Occurrence of symbol A found anywhere in L. LISP

Question

Here is my function

(defun freq (symbol_A List_L)
    (cond ((atom (car List_L)) 
        (cond ((eq (car List_L) symbol_A) t (+ 1 (freq symbol_A (cdr List_L))))
            (t 0))) 
    (T (freq symbol_A (cdr List_L))))
)

I am getting an error variable ATOM has no value. Here is what I am testing with

(freq  'c '((a c) c e)) --> 2
(freq  'f '(((s) o ) d)) --> 0
(freq  'f '(((f) f) f f)) --> 4

Can not understand where is my error.

I also tried this:

(defun freq (a L)
  (cond
   ((null L) 0)
   ((equal a (car L)) (+ 1 (freq a (cdr L))))
   (t (freq a (cdr L)))))

Answer 1

There is a syntax error in your code.

Indent and format your code

First you need to format your code:

(defun freq (A L)
  (cond (atom (car L))             ; first clause
        (eq A (car (car L )))      ; second clause
        (T (+ 1 (freq A (cdr L)))) ; third clause
        (T (freq A (cdr L)))))     ; fourth clause

A useful COND:

(cond ((> i 0) :positive)
      ((< i 0) :negative)
      (t       :equal))

You have written something like:

(cond (> i 0) :positive
      (< i 0) :negative
      (t      :equal))

Here a Lisp interpreter would complain that > has no value. It's because it is used as a variable. (> i 0) is seen as the first clause and the test form is the variable >. Since > usually is not a variable, this is an error.

A compiler might even reject the whole form at compile time, since there are clauses which are not lists.

As you can see the parentheses around a clause are missing in your code. Check the syntax of cond...

cond {clause}* => result*

A cond has zero or more clauses.

clause::= (test-form form*) 

Each clause is a list (!!) starting with a test-form and followed by zero or more forms.

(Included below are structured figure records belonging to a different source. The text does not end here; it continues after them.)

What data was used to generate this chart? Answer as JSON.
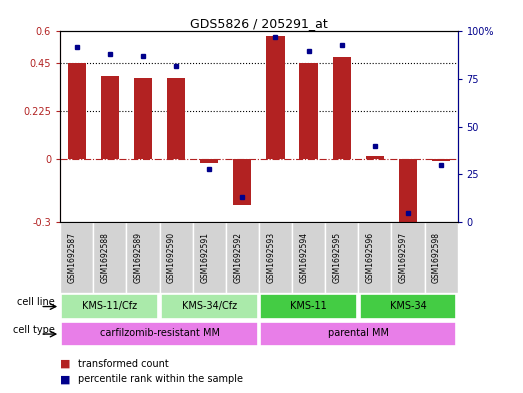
{
  "title": "GDS5826 / 205291_at",
  "samples": [
    "GSM1692587",
    "GSM1692588",
    "GSM1692589",
    "GSM1692590",
    "GSM1692591",
    "GSM1692592",
    "GSM1692593",
    "GSM1692594",
    "GSM1692595",
    "GSM1692596",
    "GSM1692597",
    "GSM1692598"
  ],
  "transformed_count": [
    0.45,
    0.39,
    0.38,
    0.38,
    -0.02,
    -0.22,
    0.58,
    0.45,
    0.48,
    0.01,
    -0.3,
    -0.01
  ],
  "percentile_rank": [
    92,
    88,
    87,
    82,
    28,
    13,
    97,
    90,
    93,
    40,
    5,
    30
  ],
  "bar_color": "#b22222",
  "dot_color": "#00008b",
  "zero_line_color": "#b22222",
  "grid_color": "black",
  "ylim_left": [
    -0.3,
    0.6
  ],
  "ylim_right": [
    0,
    100
  ],
  "yticks_left": [
    -0.3,
    0.0,
    0.225,
    0.45,
    0.6
  ],
  "yticks_right": [
    0,
    25,
    50,
    75,
    100
  ],
  "ytick_labels_left": [
    "-0.3",
    "0",
    "0.225",
    "0.45",
    "0.6"
  ],
  "ytick_labels_right": [
    "0",
    "25",
    "50",
    "75",
    "100%"
  ],
  "cell_lines": [
    {
      "label": "KMS-11/Cfz",
      "start": 0,
      "end": 3,
      "color": "#aaeaaa"
    },
    {
      "label": "KMS-34/Cfz",
      "start": 3,
      "end": 6,
      "color": "#aaeaaa"
    },
    {
      "label": "KMS-11",
      "start": 6,
      "end": 9,
      "color": "#44cc44"
    },
    {
      "label": "KMS-34",
      "start": 9,
      "end": 12,
      "color": "#44cc44"
    }
  ],
  "cell_types": [
    {
      "label": "carfilzomib-resistant MM",
      "start": 0,
      "end": 6,
      "color": "#e87ee8"
    },
    {
      "label": "parental MM",
      "start": 6,
      "end": 12,
      "color": "#e87ee8"
    }
  ],
  "sample_box_color": "#d3d3d3",
  "legend_items": [
    {
      "label": "transformed count",
      "color": "#b22222"
    },
    {
      "label": "percentile rank within the sample",
      "color": "#00008b"
    }
  ]
}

It makes also no sense to have two clause with T as the test form. The first one will always be take and the second one will always be ignored.

Answer 2

Knowing that nil is an atom, you can simply recurse over the car and cdr of each cons cell. When you hit an atom, add 1 if it matches or 0 if it doesn't.

(defun freq (sym tree)
  (if (atom tree)
      (if (eq sym tree) 1 0)
      (+ (freq sym (car tree)) (freq sym (cdr tree)))))